# Start Spark Session

In [1]:
from pyspark.sql import SparkSession

# Configure SparkSession to connect to the cluster
spark = SparkSession.builder \
    .appName("Jupyter-Spark") \
    .master("spark://spark-master:7077") \
    .config("spark.executor.cores", "2") \
    .config("spark.executor.memory", "2g") \
    .config("spark.cores.max", "4") \
    .config("spark.hadoop.fs.defaultFS", "hdfs://hdfs-namenode:8020") \
    .getOrCreate()

print(spark.version)

3.5.0


# Read csv from local

In [3]:
data = [(1, "Alice"), (2, "Bob"), (3, "Charlie")]

# Parallelize the data and convert it to a DataFrame
df = spark.sparkContext.parallelize(data).toDF(["id", "name"])# Read a text file

In [4]:
df.count()

3

# Reading From Web

In [6]:
import pandas as pd
# Read CSV using pandas
pdf = pd.read_csv("https://people.sc.fsu.edu/~jburkardt/data/csv/airtravel.csv")

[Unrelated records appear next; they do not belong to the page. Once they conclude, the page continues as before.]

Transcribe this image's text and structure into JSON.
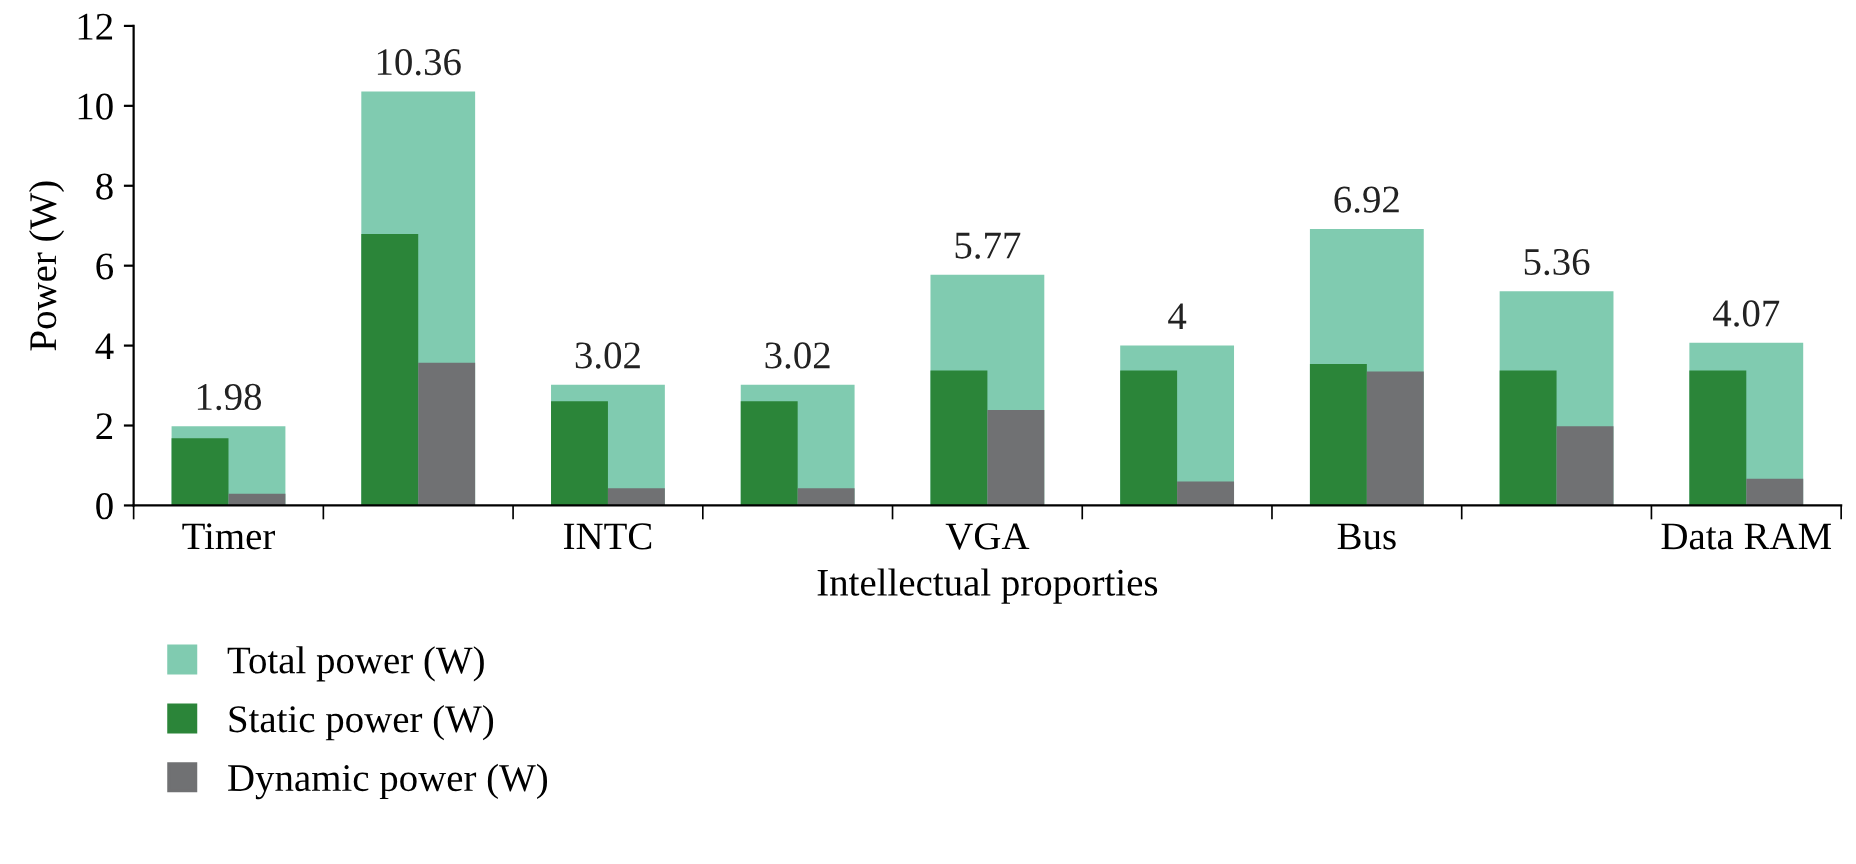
{
  "chart_data": {
    "type": "bar",
    "xlabel": "Intellectual proporties",
    "ylabel": "Power (W)",
    "categories": [
      "Timer",
      null,
      "INTC",
      null,
      "VGA",
      null,
      "Bus",
      null,
      "Data RAM"
    ],
    "series": [
      {
        "name": "Total power (W)",
        "color": "#80cbb0",
        "values": [
          1.98,
          10.36,
          3.02,
          3.02,
          5.77,
          4,
          6.92,
          5.36,
          4.07
        ],
        "value_labels": [
          "1.98",
          "10.36",
          "3.02",
          "3.02",
          "5.77",
          "4",
          "6.92",
          "5.36",
          "4.07"
        ]
      },
      {
        "name": "Static power (W)",
        "color": "#2b8539",
        "values": [
          1.68,
          6.79,
          2.61,
          2.61,
          3.38,
          3.38,
          3.54,
          3.38,
          3.38
        ]
      },
      {
        "name": "Dynamic power (W)",
        "color": "#707173",
        "values": [
          0.29,
          3.57,
          0.43,
          0.43,
          2.39,
          0.6,
          3.35,
          1.98,
          0.67
        ]
      }
    ],
    "ylim": [
      0,
      12
    ],
    "yticks": [
      0,
      2,
      4,
      6,
      8,
      10,
      12
    ],
    "grid": false,
    "legend": "bottom left"
  }
}
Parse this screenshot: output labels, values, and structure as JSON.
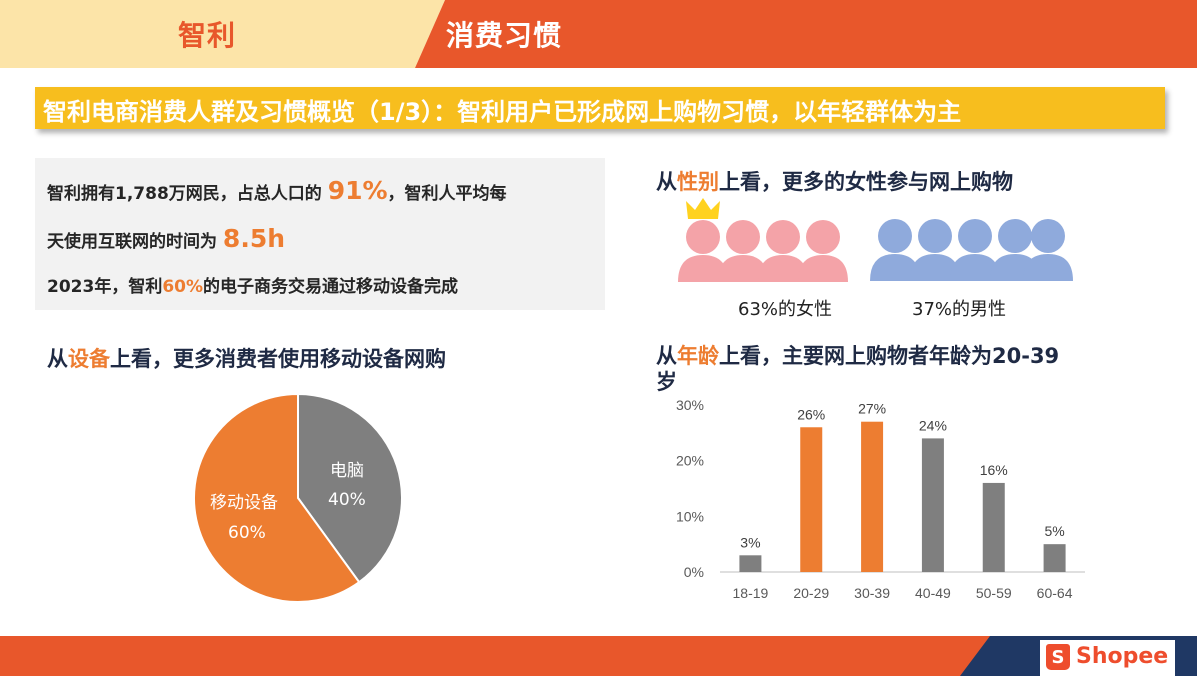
{
  "header": {
    "tab_left": "智利",
    "tab_right": "消费习惯"
  },
  "banner": {
    "title": "智利电商消费人群及习惯概览（1/3）：智利用户已形成网上购物习惯，以年轻群体为主"
  },
  "info": {
    "line1_a": "智利拥有1,788万网民，占总人口的 ",
    "line1_b": "91%",
    "line1_c": "，智利人平均每",
    "line2_a": "天使用互联网的时间为 ",
    "line2_b": "8.5h",
    "line3_a": "2023年，智利",
    "line3_b": "60%",
    "line3_c": "的电子商务交易通过移动设备完成"
  },
  "device": {
    "title_a": "从",
    "title_b": "设备",
    "title_c": "上看，更多消费者使用移动设备网购"
  },
  "gender": {
    "title_a": "从",
    "title_b": "性别",
    "title_c": "上看，更多的女性参与网上购物",
    "female_label": "63%的女性",
    "male_label": "37%的男性"
  },
  "age": {
    "title_a": "从",
    "title_b": "年龄",
    "title_c": "上看，主要网上购物者年龄为20-39",
    "title_d": "岁"
  },
  "colors": {
    "orange": "#ed7d31",
    "gray": "#7f7f7f",
    "female": "#f4a3a8",
    "male": "#8faadc",
    "banner": "#f7be1e",
    "header_red": "#e8572b"
  },
  "brand": {
    "logo_text": "Shopee",
    "logo_icon": "shopee-bag-icon"
  },
  "chart_data": [
    {
      "type": "pie",
      "labels": [
        "电脑",
        "移动设备"
      ],
      "values": [
        40,
        60
      ],
      "value_labels": [
        "40%",
        "60%"
      ]
    },
    {
      "type": "bar",
      "categories": [
        "18-19",
        "20-29",
        "30-39",
        "40-49",
        "50-59",
        "60-64"
      ],
      "values": [
        3,
        26,
        27,
        24,
        16,
        5
      ],
      "value_labels": [
        "3%",
        "26%",
        "27%",
        "24%",
        "16%",
        "5%"
      ],
      "highlight": [
        false,
        true,
        true,
        false,
        false,
        false
      ],
      "yticks": [
        "0%",
        "10%",
        "20%",
        "30%"
      ],
      "ylim": [
        0,
        30
      ]
    }
  ]
}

# Convert pandas DataFrame to Spark DataFrame
df = spark.createDataFrame(pdf)

df.show(5)

+-----+-------+-------+-------+
|Month| "1958"| "1959"| "1960"|
+-----+-------+-------+-------+
|  JAN|    340|    360|    417|
|  FEB|    318|    342|    391|
|  MAR|    362|    406|    419|
|  APR|    348|    396|    461|
|  MAY|    363|    420|    472|
+-----+-------+-------+-------+
only showing top 5 rows



# Read from hdfs

In [5]:
# Read from HDFS 
df = spark.read.csv("hdfs://hdfs-namenode:8020/sample_data.csv", header=True, inferSchema=True)

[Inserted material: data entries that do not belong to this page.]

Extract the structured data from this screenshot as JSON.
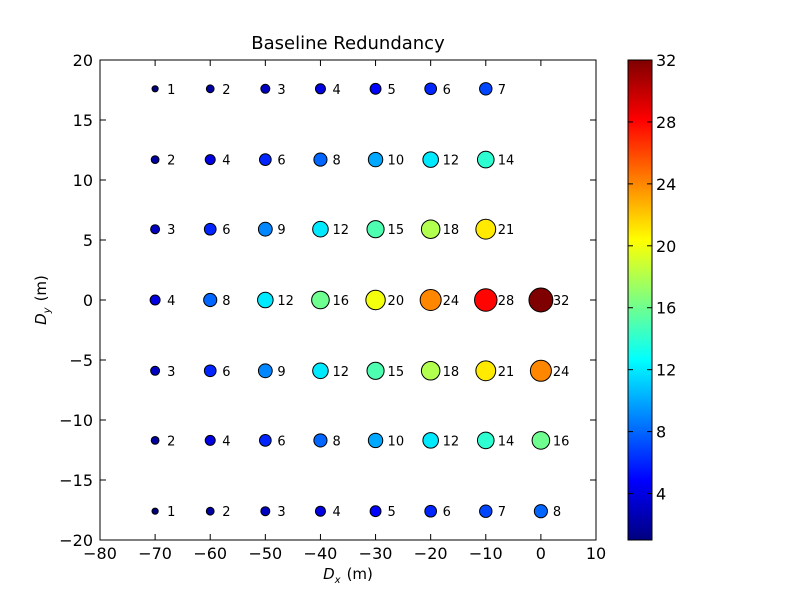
{
  "chart_data": {
    "type": "scatter",
    "title": "Baseline Redundancy",
    "xlabel_var": "D",
    "xlabel_sub": "x",
    "xlabel_unit": "(m)",
    "ylabel_var": "D",
    "ylabel_sub": "y",
    "ylabel_unit": "(m)",
    "xlim": [
      -80,
      10
    ],
    "ylim": [
      -20,
      20
    ],
    "xticks": [
      -80,
      -70,
      -60,
      -50,
      -40,
      -30,
      -20,
      -10,
      0,
      10
    ],
    "yticks": [
      -20,
      -15,
      -10,
      -5,
      0,
      5,
      10,
      15,
      20
    ],
    "x_tick_labels": [
      "−80",
      "−70",
      "−60",
      "−50",
      "−40",
      "−30",
      "−20",
      "−10",
      "0",
      "10"
    ],
    "y_tick_labels": [
      "−20",
      "−15",
      "−10",
      "−5",
      "0",
      "5",
      "10",
      "15",
      "20"
    ],
    "grid": false,
    "colormap": "jet",
    "colorbar": {
      "range": [
        1,
        32
      ],
      "ticks": [
        4,
        8,
        12,
        16,
        20,
        24,
        28,
        32
      ],
      "tick_labels": [
        "4",
        "8",
        "12",
        "16",
        "20",
        "24",
        "28",
        "32"
      ]
    },
    "colors": {
      "jet_stops": [
        "#00007f",
        "#0000ff",
        "#007fff",
        "#00ffff",
        "#7fff7f",
        "#ffff00",
        "#ff7f00",
        "#ff0000",
        "#7f0000"
      ]
    },
    "points": [
      {
        "x": -70,
        "y": 17.6,
        "value": 1
      },
      {
        "x": -60,
        "y": 17.6,
        "value": 2
      },
      {
        "x": -50,
        "y": 17.6,
        "value": 3
      },
      {
        "x": -40,
        "y": 17.6,
        "value": 4
      },
      {
        "x": -30,
        "y": 17.6,
        "value": 5
      },
      {
        "x": -20,
        "y": 17.6,
        "value": 6
      },
      {
        "x": -10,
        "y": 17.6,
        "value": 7
      },
      {
        "x": -70,
        "y": 11.7,
        "value": 2
      },
      {
        "x": -60,
        "y": 11.7,
        "value": 4
      },
      {
        "x": -50,
        "y": 11.7,
        "value": 6
      },
      {
        "x": -40,
        "y": 11.7,
        "value": 8
      },
      {
        "x": -30,
        "y": 11.7,
        "value": 10
      },
      {
        "x": -20,
        "y": 11.7,
        "value": 12
      },
      {
        "x": -10,
        "y": 11.7,
        "value": 14
      },
      {
        "x": -70,
        "y": 5.9,
        "value": 3
      },
      {
        "x": -60,
        "y": 5.9,
        "value": 6
      },
      {
        "x": -50,
        "y": 5.9,
        "value": 9
      },
      {
        "x": -40,
        "y": 5.9,
        "value": 12
      },
      {
        "x": -30,
        "y": 5.9,
        "value": 15
      },
      {
        "x": -20,
        "y": 5.9,
        "value": 18
      },
      {
        "x": -10,
        "y": 5.9,
        "value": 21
      },
      {
        "x": -70,
        "y": 0,
        "value": 4
      },
      {
        "x": -60,
        "y": 0,
        "value": 8
      },
      {
        "x": -50,
        "y": 0,
        "value": 12
      },
      {
        "x": -40,
        "y": 0,
        "value": 16
      },
      {
        "x": -30,
        "y": 0,
        "value": 20
      },
      {
        "x": -20,
        "y": 0,
        "value": 24
      },
      {
        "x": -10,
        "y": 0,
        "value": 28
      },
      {
        "x": 0,
        "y": 0,
        "value": 32
      },
      {
        "x": -70,
        "y": -5.9,
        "value": 3
      },
      {
        "x": -60,
        "y": -5.9,
        "value": 6
      },
      {
        "x": -50,
        "y": -5.9,
        "value": 9
      },
      {
        "x": -40,
        "y": -5.9,
        "value": 12
      },
      {
        "x": -30,
        "y": -5.9,
        "value": 15
      },
      {
        "x": -20,
        "y": -5.9,
        "value": 18
      },
      {
        "x": -10,
        "y": -5.9,
        "value": 21
      },
      {
        "x": 0,
        "y": -5.9,
        "value": 24
      },
      {
        "x": -70,
        "y": -11.7,
        "value": 2
      },
      {
        "x": -60,
        "y": -11.7,
        "value": 4
      },
      {
        "x": -50,
        "y": -11.7,
        "value": 6
      },
      {
        "x": -40,
        "y": -11.7,
        "value": 8
      },
      {
        "x": -30,
        "y": -11.7,
        "value": 10
      },
      {
        "x": -20,
        "y": -11.7,
        "value": 12
      },
      {
        "x": -10,
        "y": -11.7,
        "value": 14
      },
      {
        "x": 0,
        "y": -11.7,
        "value": 16
      },
      {
        "x": -70,
        "y": -17.6,
        "value": 1
      },
      {
        "x": -60,
        "y": -17.6,
        "value": 2
      },
      {
        "x": -50,
        "y": -17.6,
        "value": 3
      },
      {
        "x": -40,
        "y": -17.6,
        "value": 4
      },
      {
        "x": -30,
        "y": -17.6,
        "value": 5
      },
      {
        "x": -20,
        "y": -17.6,
        "value": 6
      },
      {
        "x": -10,
        "y": -17.6,
        "value": 7
      },
      {
        "x": 0,
        "y": -17.6,
        "value": 8
      }
    ]
  }
}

### Option 2 - with hdfs specified during session creation

In [6]:
df = spark.read.csv("/sample_data.csv", header=True, inferSchema=True)

In [7]:
df.show()

+---+---+
|  A|  B|
+---+---+
|  1|  2|
|  3|  4|
+---+---+



In [9]:
df.write.csv("/sample_data_2.csv")

# Read Content From Streaming Data

In [18]:
df = spark.read.csv("/tmp/data/*.csv")

In [19]:
df.show()

+----+--------------------+
| _c0|                 _c1|
+----+--------------------+
|NULL|{"id": 2, "name":...|
|NULL|{"id": 2, "name":...|
|NULL|{"id": 3, "name":...|
|NULL|{"id": 2, "name":...|
|NULL|{"id": 2, "name":...|
+----+--------------------+



# Stop Spark

In [None]:
spark.stop()